Unravel Sensitive Data Protection Snowflake
Overview
Most Snowflake usage data that Unravel processes is operational metadata and performance metrics, not directly identifiable personal data. Personally identifiable information (PII) can appear in SQL query text and related history tables that you must protect before sharing with Unravel. Unravel Sensitive Data Protection for Snowflake masks literals and other sensitive elements in query text while keeping structure and performance characteristics intact.
This page shows how to deploy and run Unravel Sensitive Data Protection for Snowflake using a Python stored procedure and scheduled tasks. You use Snowflake stages, stored procedures, and tasks to automate and secure data masking before Unravel reads query history.
Architecture
The sensitive data protection solution runs entirely inside your Snowflake account and sits between Snowflake system views and Unravel. Snowflake ACCOUNT_USAGE views provide query history and query text, and as the solution reads this data, it first applies Unravel Sensitive Data Protection logic from a package stored in a Snowflake stage to the QUERY_TEXT field, then writes the protected records into a dedicated output table that is shared with Unravel by using a secure share. Standard Snowflake objects—stages, procedures, tasks, and tables—orchestrate this flow, and a scheduled Snowflake task invokes the Sensitive Data Protection procedure on a CRON schedule so that the shared output table stays incrementally updated as new query history arrives.

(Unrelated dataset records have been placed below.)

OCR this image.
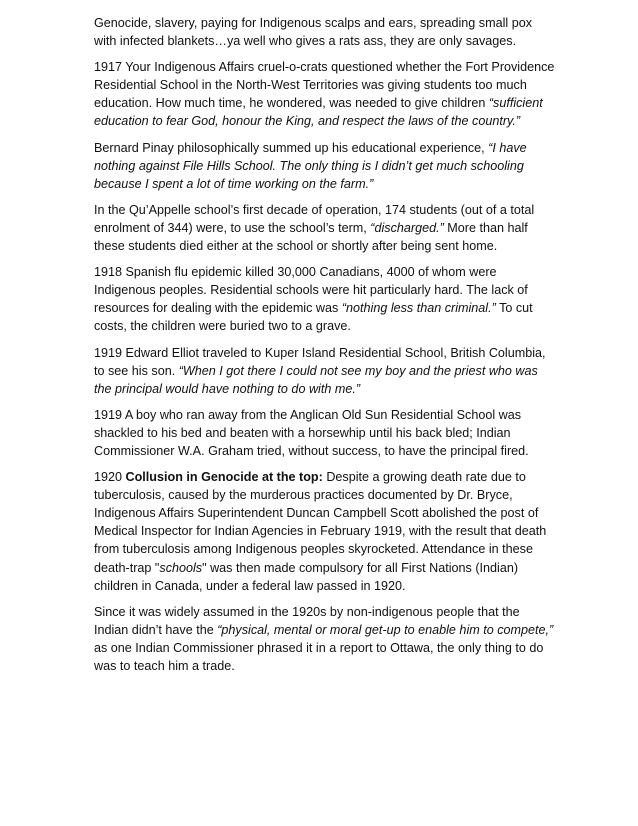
Genocide, slavery, paying for Indigenous scalps and ears, spreading small pox with infected blankets…ya well who gives a rats ass, they are only savages.

1917 Your Indigenous Affairs cruel-o-crats questioned whether the Fort Providence Residential School in the North-West Territories was giving students too much education. How much time, he wondered, was needed to give children “sufficient education to fear God, honour the King, and respect the laws of the country.”

Bernard Pinay philosophically summed up his educational experience, “I have nothing against File Hills School. The only thing is I didn’t get much schooling because I spent a lot of time working on the farm.”

In the Qu’Appelle school’s first decade of operation, 174 students (out of a total enrolment of 344) were, to use the school’s term, “discharged.” More than half these students died either at the school or shortly after being sent home.

1918 Spanish flu epidemic killed 30,000 Canadians, 4000 of whom were Indigenous peoples. Residential schools were hit particularly hard. The lack of resources for dealing with the epidemic was “nothing less than criminal.” To cut costs, the children were buried two to a grave.

1919 Edward Elliot traveled to Kuper Island Residential School, British Columbia, to see his son. “When I got there I could not see my boy and the priest who was the principal would have nothing to do with me.”

1919 A boy who ran away from the Anglican Old Sun Residential School was shackled to his bed and beaten with a horsewhip until his back bled; Indian Commissioner W.A. Graham tried, without success, to have the principal fired.

1920 Collusion in Genocide at the top: Despite a growing death rate due to tuberculosis, caused by the murderous practices documented by Dr. Bryce, Indigenous Affairs Superintendent Duncan Campbell Scott abolished the post of Medical Inspector for Indian Agencies in February 1919, with the result that death from tuberculosis among Indigenous peoples skyrocketed. Attendance in these death-trap "schools" was then made compulsory for all First Nations (Indian) children in Canada, under a federal law passed in 1920.

Since it was widely assumed in the 1920s by non-indigenous people that the Indian didn’t have the “physical, mental or moral get-up to enable him to compete,” as one Indian Commissioner phrased it in a report to Ottawa, the only thing to do was to teach him a trade.
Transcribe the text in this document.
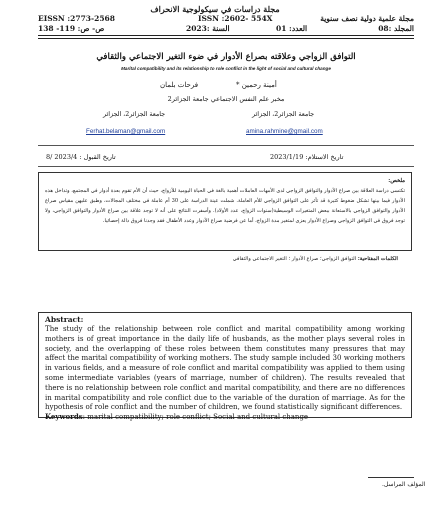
مجلة دراسات في سيكولوجية الانحراف
EISSN :2773-2568	ISSN :2602- 554X	مجلة علمية دولية نصف سنوية
ص- ص: 119- 138	السنة :2023	العدد: 01	المجلد :08
التوافق الزواجي وعلاقته بصراع الأدوار في ضوء التغير الاجتماعي والثقافي
Marital compatibility and its relationship to role conflict in the light of social and cultural change
أمينة رحمين *
فرحات بلمان
مخبر علم النفس الاجتماعي جامعة الجزائر2
جامعة الجزائر2، الجزائر
جامعة الجزائر2، الجزائر
amina.rahmine@gmail.com
Ferhat.belaman@gmail.com
تاريخ الاستلام: 2023/1/19
تاريخ القبول : 2023/4 /8
ملخص:
تكتسي دراسة العلاقة بين صراع الأدوار والتوافق الزواجي لدى الأمهات العاملات أهمية بالغة في الحياة اليومية للأزواج، حيث أن الأم تقوم بعدة أدوار في المجتمع، وتداخل هذه الأدوار فيما بينها تشكل ضغوط كثيرة قد تأثر على التوافق الزواجي للأم العاملة. شملت عينة الدراسة على 30 أم عاملة في مختلف المجالات، وطبق عليهن مقياس صراع الأدوار والتوافق الزواجي بالاستعانة ببعض المتغيرات الوسيطية(سنوات الزواج، عدد الأولاد). وأسفرت النتائج على أنه لا توجد علاقة بين صراع الأدوار والتوافق الزواجي، ولا توجد فروق في التوافق الزواجي وصراع الأدوار يعزى لمتغير مدة الزواج، أما عن فرضية صراع الأدوار وعدد الأطفال فقد وجدنا فروق دالة إحصائيا.
الكلمات المفتاحية: التوافق الزواجي؛ صراع الأدوار ؛ التغير الاجتماعي والثقافي
Abstract:
The study of the relationship between role conflict and marital compatibility among working mothers is of great importance in the daily life of husbands, as the mother plays several roles in society, and the overlapping of these roles between them constitutes many pressures that may affect the marital compatibility of working mothers. The study sample included 30 working mothers in various fields, and a measure of role conflict and marital compatibility was applied to them using some intermediate variables (years of marriage, number of children). The results revealed that there is no relationship between role conflict and marital compatibility, and there are no differences in marital compatibility and role conflict due to the variable of the duration of marriage. As for the hypothesis of role conflict and the number of children, we found statistically significant differences.
Keywords: marital compatibility; role conflict; Social and cultural change
المؤلف المراسل.
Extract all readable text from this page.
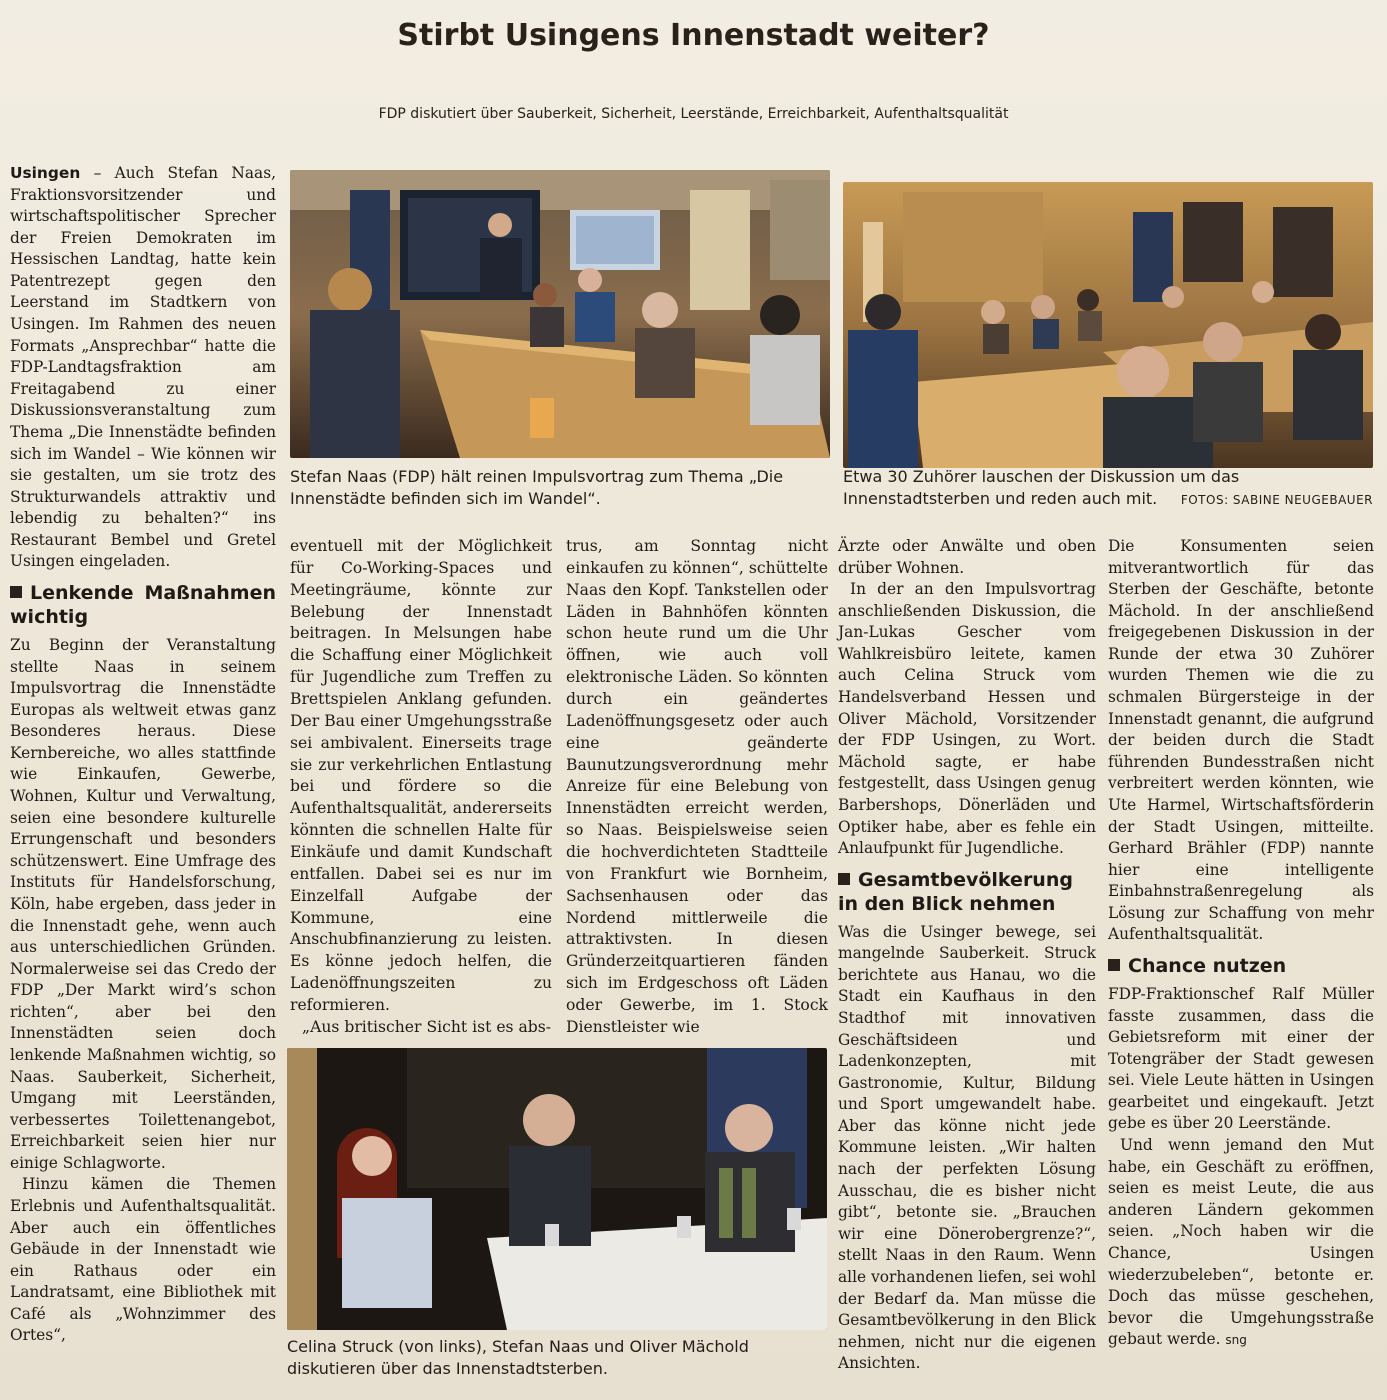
Stirbt Usingens Innenstadt weiter?
FDP diskutiert über Sauberkeit, Sicherheit, Leerstände, Erreichbarkeit, Aufenthaltsqualität
Stefan Naas (FDP) hält reinen Impulsvortrag zum Thema „Die Innenstädte befinden sich im Wandel“.
Etwa 30 Zuhörer lauschen der Diskussion um das Innenstadtsterben und reden auch mit. FOTOS: SABINE NEUGEBAUER
Celina Struck (von links), Stefan Naas und Oliver Mächold diskutieren über das Innenstadtsterben.

Usingen – Auch Stefan Naas, Fraktionsvorsitzender und wirtschaftspolitischer Sprecher der Freien Demokraten im Hessischen Landtag, hatte kein Patentrezept gegen den Leerstand im Stadtkern von Usingen. Im Rahmen des neuen Formats „Ansprechbar“ hatte die FDP-Landtagsfraktion am Freitagabend zu einer Diskussionsveranstaltung zum Thema „Die Innenstädte befinden sich im Wandel – Wie können wir sie gestalten, um sie trotz des Strukturwandels attraktiv und lebendig zu behalten?“ ins Restaurant Bembel und Gretel Usingen eingeladen.

Lenkende Maßnahmen wichtig

Zu Beginn der Veranstaltung stellte Naas in seinem Impulsvortrag die Innenstädte Europas als weltweit etwas ganz Besonderes heraus. Diese Kernbereiche, wo alles stattfinde wie Einkaufen, Gewerbe, Wohnen, Kultur und Verwaltung, seien eine besondere kulturelle Errungenschaft und besonders schützenswert. Eine Umfrage des Instituts für Handelsforschung, Köln, habe ergeben, dass jeder in die Innenstadt gehe, wenn auch aus unterschiedlichen Gründen. Normalerweise sei das Credo der FDP „Der Markt wird’s schon richten“, aber bei den Innenstädten seien doch lenkende Maßnahmen wichtig, so Naas. Sauberkeit, Sicherheit, Umgang mit Leerständen, verbessertes Toilettenangebot, Erreichbarkeit seien hier nur einige Schlagworte.

Hinzu kämen die Themen Erlebnis und Aufenthaltsqualität. Aber auch ein öffentliches Gebäude in der Innenstadt wie ein Rathaus oder ein Landratsamt, eine Bibliothek mit Café als „Wohnzimmer des Ortes“,

eventuell mit der Möglichkeit für Co-Working-Spaces und Meetingräume, könnte zur Belebung der Innenstadt beitragen. In Melsungen habe die Schaffung einer Möglichkeit für Jugendliche zum Treffen zu Brettspielen Anklang gefunden. Der Bau einer Umgehungsstraße sei ambivalent. Einerseits trage sie zur verkehrlichen Entlastung bei und fördere so die Aufenthaltsqualität, andererseits könnten die schnellen Halte für Einkäufe und damit Kundschaft entfallen. Dabei sei es nur im Einzelfall Aufgabe der Kommune, eine Anschubfinanzierung zu leisten. Es könne jedoch helfen, die Ladenöffnungszeiten zu reformieren.

„Aus britischer Sicht ist es abs-

trus, am Sonntag nicht einkaufen zu können“, schüttelte Naas den Kopf. Tankstellen oder Läden in Bahnhöfen könnten schon heute rund um die Uhr öffnen, wie auch voll elektronische Läden. So könnten durch ein geändertes Ladenöffnungsgesetz oder auch eine geänderte Baunutzungsverordnung mehr Anreize für eine Belebung von Innenstädten erreicht werden, so Naas. Beispielsweise seien die hochverdichteten Stadtteile von Frankfurt wie Bornheim, Sachsenhausen oder das Nordend mittlerweile die attraktivsten. In diesen Gründerzeitquartieren fänden sich im Erdgeschoss oft Läden oder Gewerbe, im 1. Stock Dienstleister wie

Ärzte oder Anwälte und oben drüber Wohnen.

In der an den Impulsvortrag anschließenden Diskussion, die Jan-Lukas Gescher vom Wahlkreisbüro leitete, kamen auch Celina Struck vom Handelsverband Hessen und Oliver Mächold, Vorsitzender der FDP Usingen, zu Wort. Mächold sagte, er habe festgestellt, dass Usingen genug Barbershops, Dönerläden und Optiker habe, aber es fehle ein Anlaufpunkt für Jugendliche.

Gesamtbevölkerung in den Blick nehmen

Was die Usinger bewege, sei mangelnde Sauberkeit. Struck berichtete aus Hanau, wo die Stadt ein Kaufhaus in den Stadthof mit innovativen Geschäftsideen und Ladenkonzepten, mit Gastronomie, Kultur, Bildung und Sport umgewandelt habe. Aber das könne nicht jede Kommune leisten. „Wir halten nach der perfekten Lösung Ausschau, die es bisher nicht gibt“, betonte sie. „Brauchen wir eine Dönerobergrenze?“, stellt Naas in den Raum. Wenn alle vorhandenen liefen, sei wohl der Bedarf da. Man müsse die Gesamtbevölkerung in den Blick nehmen, nicht nur die eigenen Ansichten.

Die Konsumenten seien mitverantwortlich für das Sterben der Geschäfte, betonte Mächold. In der anschließend freigegebenen Diskussion in der Runde der etwa 30 Zuhörer wurden Themen wie die zu schmalen Bürgersteige in der Innenstadt genannt, die aufgrund der beiden durch die Stadt führenden Bundesstraßen nicht verbreitert werden könnten, wie Ute Harmel, Wirtschaftsförderin der Stadt Usingen, mitteilte. Gerhard Brähler (FDP) nannte hier eine intelligente Einbahnstraßenregelung als Lösung zur Schaffung von mehr Aufenthaltsqualität.

Chance nutzen

FDP-Fraktionschef Ralf Müller fasste zusammen, dass die Gebietsreform mit einer der Totengräber der Stadt gewesen sei. Viele Leute hätten in Usingen gearbeitet und eingekauft. Jetzt gebe es über 20 Leerstände.

Und wenn jemand den Mut habe, ein Geschäft zu eröffnen, seien es meist Leute, die aus anderen Ländern gekommen seien. „Noch haben wir die Chance, Usingen wiederzubeleben“, betonte er. Doch das müsse geschehen, bevor die Umgehungsstraße gebaut werde. sng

Create Snow-Share Live - Continuous Data Share with Unravel Sensitive Data Protection
Use the Snow-Share Live option to set up continuous, secure data sharing between your Snowflake environment and Unravel.
To configure the snow-share live option:
Run these steps to enable continuous secure data sharing from Snowflake to Unravel with Unravel Sensitive Data Protection.

Run step 1a from this script to create the Snowflake database, schema, stored procedures, and supporting objects required for secure data sharing with Unravel.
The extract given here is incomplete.